–by Mary Helen Darah
PUBLICATION DATE: Feb 01, 2021
The Catholic Diocese of Toledo announced the recipients of its 2021 Rev. Dr. Martin Luther King Jr. Drum Major Awards. Nominations were sought for individuals whose lives demonstrate Dr. King’s call for service, peace, justice and racial equality. The three recipients openly and actively, support social justice causes, call for peace where there is conflict, serve the disenfranchised in their community, and strive for racial equality.
Bishop Daniel E. Thomas celebrated Mass to Promote Harmony on Jan. 17 at St. Joseph Catholic Church, in Sylvania, which concluded with the presentation of the awards. The 2021 Drum Major Awardees are Suzette Cowell, Earl D. Mack and Anita R. Madison.
As the founder of the Toledo Urban Federal Credit Union in 1996, Suzette Cowell has made significant contributions to economic justice for Toledo’s financially underserved Black community. Ms. Cowell’s dreams for financial parity for Blacks align with Dr. King’s in this realm.
The credit union has grown from a basement office to its own freestanding building and a branch office. When it began, its board of trustees served as volunteer staff. It now employs 12.
It is the first community credit union to open in Ohio. It faced opposition from opening from the Federal oversight body – the National Credit Union Administration, but prevailed and gained 700 members in its first year. It currently has almost 4,000 members and assets of $7.2 million. The credit union achieved a rare 4-star rating (excellent) in the fourth quarter of 2012 from Bauer Financial, a leading national bank research firm that rates banks and credit unions.
In 2004, Cowell organized Toledo’s African American Festival, which celebrated its 15th year in 2019. The 2020’s festival was cancelled due to COVID-19.

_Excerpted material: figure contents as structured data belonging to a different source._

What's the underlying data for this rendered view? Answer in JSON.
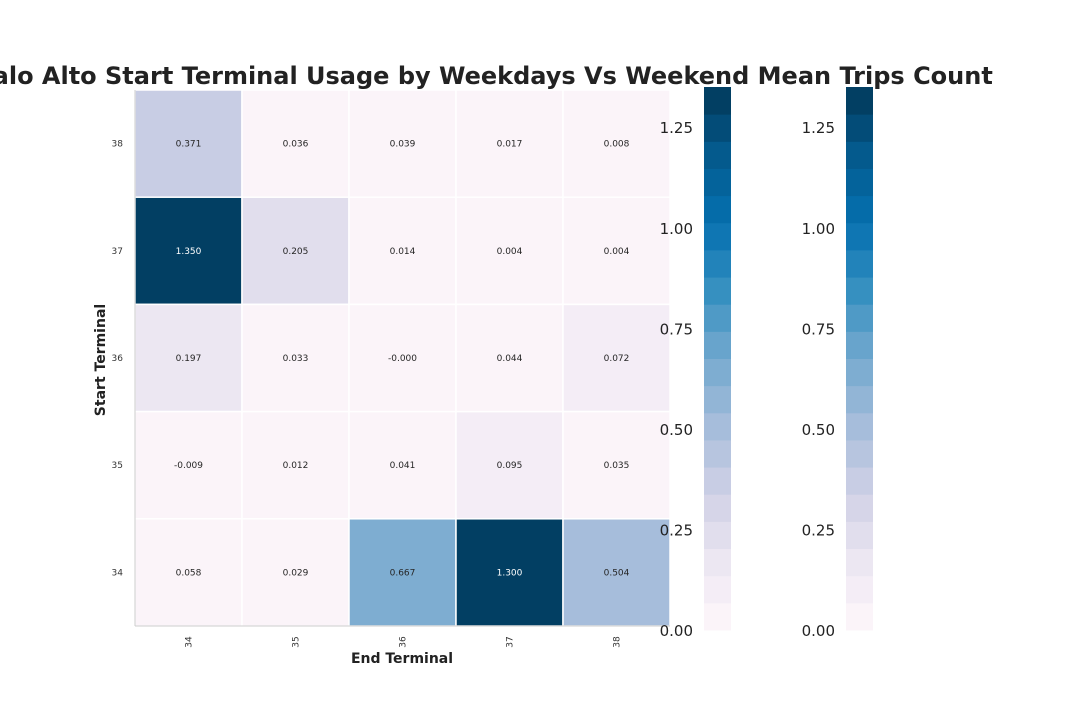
{
  "chart_data": {
    "type": "heatmap",
    "title": "r - Palo Alto Start Terminal Usage by Weekdays Vs Weekend Mean Trips Count",
    "xlabel": "End Terminal",
    "ylabel": "Start Terminal",
    "x_categories": [
      "34",
      "35",
      "36",
      "37",
      "38"
    ],
    "y_categories": [
      "38",
      "37",
      "36",
      "35",
      "34"
    ],
    "values": [
      [
        0.371,
        0.036,
        0.039,
        0.017,
        0.008
      ],
      [
        1.35,
        0.205,
        0.014,
        0.004,
        0.004
      ],
      [
        0.197,
        0.033,
        -0.0,
        0.044,
        0.072
      ],
      [
        -0.009,
        0.012,
        0.041,
        0.095,
        0.035
      ],
      [
        0.058,
        0.029,
        0.667,
        1.3,
        0.504
      ]
    ],
    "value_labels": [
      [
        "0.371",
        "0.036",
        "0.039",
        "0.017",
        "0.008"
      ],
      [
        "1.350",
        "0.205",
        "0.014",
        "0.004",
        "0.004"
      ],
      [
        "0.197",
        "0.033",
        "-0.000",
        "0.044",
        "0.072"
      ],
      [
        "-0.009",
        "0.012",
        "0.041",
        "0.095",
        "0.035"
      ],
      [
        "0.058",
        "0.029",
        "0.667",
        "1.300",
        "0.504"
      ]
    ],
    "colormap": "PuBu",
    "color_range": [
      0,
      1.35
    ],
    "colorbars": [
      {
        "ticks": [
          "0.00",
          "0.25",
          "0.50",
          "0.75",
          "1.00",
          "1.25"
        ],
        "range": [
          0,
          1.35
        ],
        "levels": 20
      },
      {
        "ticks": [
          "0.00",
          "0.25",
          "0.50",
          "0.75",
          "1.00",
          "1.25"
        ],
        "range": [
          0,
          1.35
        ],
        "levels": 20
      }
    ],
    "grid": false
  }
}
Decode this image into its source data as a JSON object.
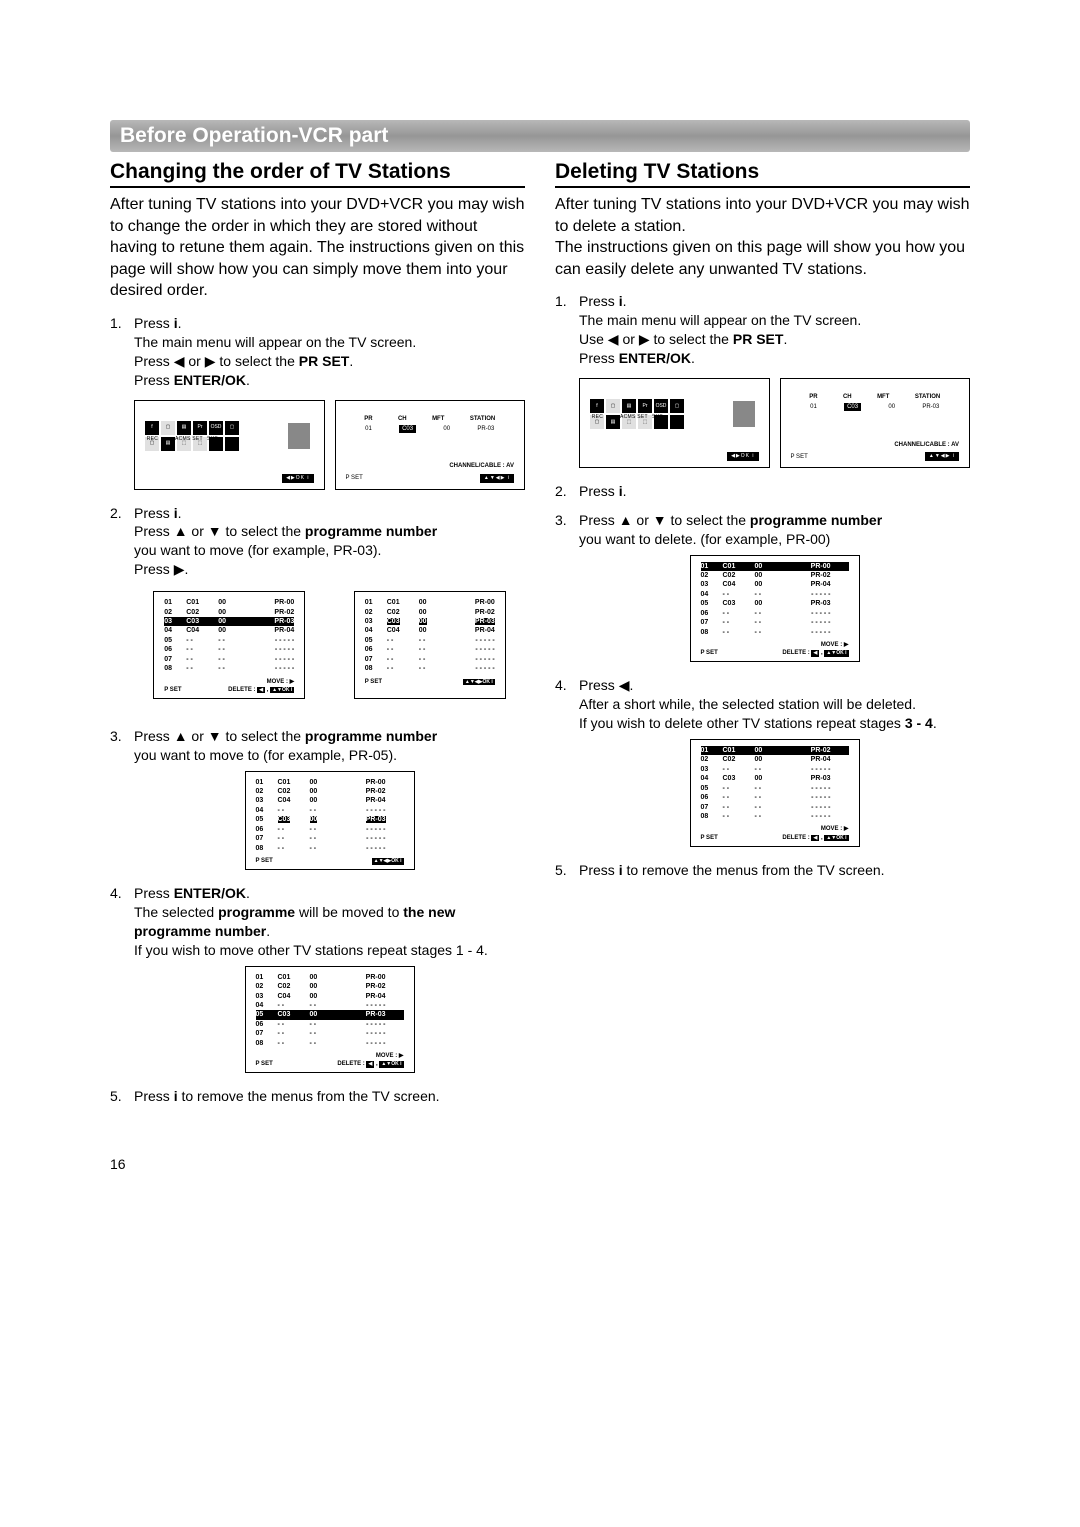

Earl Mack is a lifelong resident of the city of Toledo. and a graduate of Jesup W. Scott High School. He earned a degree in law enforcement from The University of Toledo. He and Annette Mack have been married for 49 years and are the parents of three children, two of whom survive.
Mack has nearly four decades of law enforcement experience including the Ohio Liquor Control and Ohio Homeland Security. He is a U.S. Army Veteran having served in the Vietnam War conflict.
Mack is the president of the Toledo chapter of the Buffalo Soldiers. Buffalo Soldiers is a motorcycle club, which provides many community services, largely focused on helping children. It organizes a Veteran’s Day “Operation Shut-In Meal Delivery,” Christmas Angel Tree and other charitable causes across the region.
Last year, the Toledo Buffalo Soldiers provided coronavirus kits and school supplies for the community during a voter registration event. A recent initiative is their “What To Do When Stopped By The Police Workshop” held for children in partnership with the Junction Coalition, Restorative Justice Program and TPD’s Community Service Section.
Anita Madison is the proud mother of Brandon and Tonielle, and grandmother to their five children. She received her high school diploma from Jesup W. Scott High School in 1977 and earned a BA degree in commercial art from The Ohio State University. She holds a BA and Master’s degrees in criminal justice from Phoenix University. Currently, she works as an adjunct professor of criminal justice at the University of Toledo.
Madison is a lifelong member of People’s Missionary Baptist Church where she serves as the administrative assistant to the pastor. She is actively involved in several community organizations including: STRIVE- a summer youth camp, the National Association for the Advancement of Colored People. She is the vice president of the Coalition of Black Trade Unionists; and is a coordinator of the Toledo district voter registration of the Ohio Unity Coalition.
Though Madison retired from law enforcement after 30 years of service, she volunteers for numerous causes including community coordinator for the Toledo Police Department community review board and vice chair to the Police Reform Task Force. She also leads a program sponsored by the African American Police League, which mentors and assists applicants of color and other applicants through the TPD hiring process. Many of those applicants have become TPD officers.